Mr Danikuu said by so doing the families and communities themselves would take part in efforts to end child marriage.

Violation of rights

Touching on the impact of child marriage, he explained that “when a girl is married as a child, her fundamental rights are being violated.”

“Ending child marriage can preserve a girl’s childhood, promote her right to education, reduce her exposure to violence and abuse, as well as contribute to breaking cycles of poverty that are passed down from one generation to the next,” he explained.

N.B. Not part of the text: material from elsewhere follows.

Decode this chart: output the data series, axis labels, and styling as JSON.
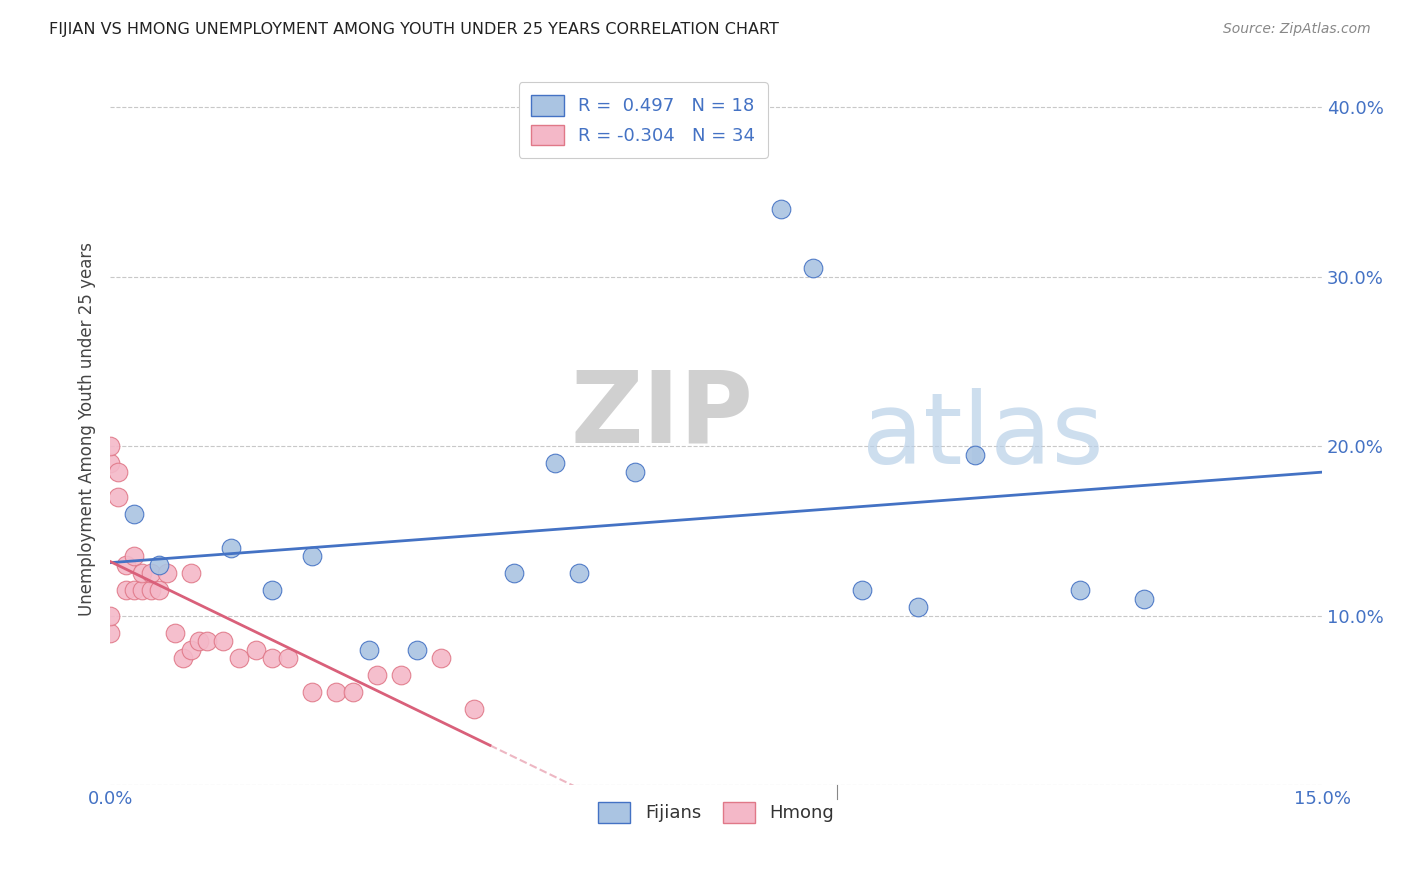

Mr Danikuu explained that delaying marriage and childbirth could further protect girls from the risks of HIV and sexually transmitted infections, death during childbirth and debilitating medical conditions such as obstetric fistula.

“Infants born to adolescent mothers are 60 per cent more likely to die in their first year and are more likely to be malnourished,” he stated. 

Such girls, he said, “are more likely to describe their first sexual experience as forced. As minors, child brides are rarely able to assert their wishes, such as whether to use family planning methods or practise safe sexual relations.”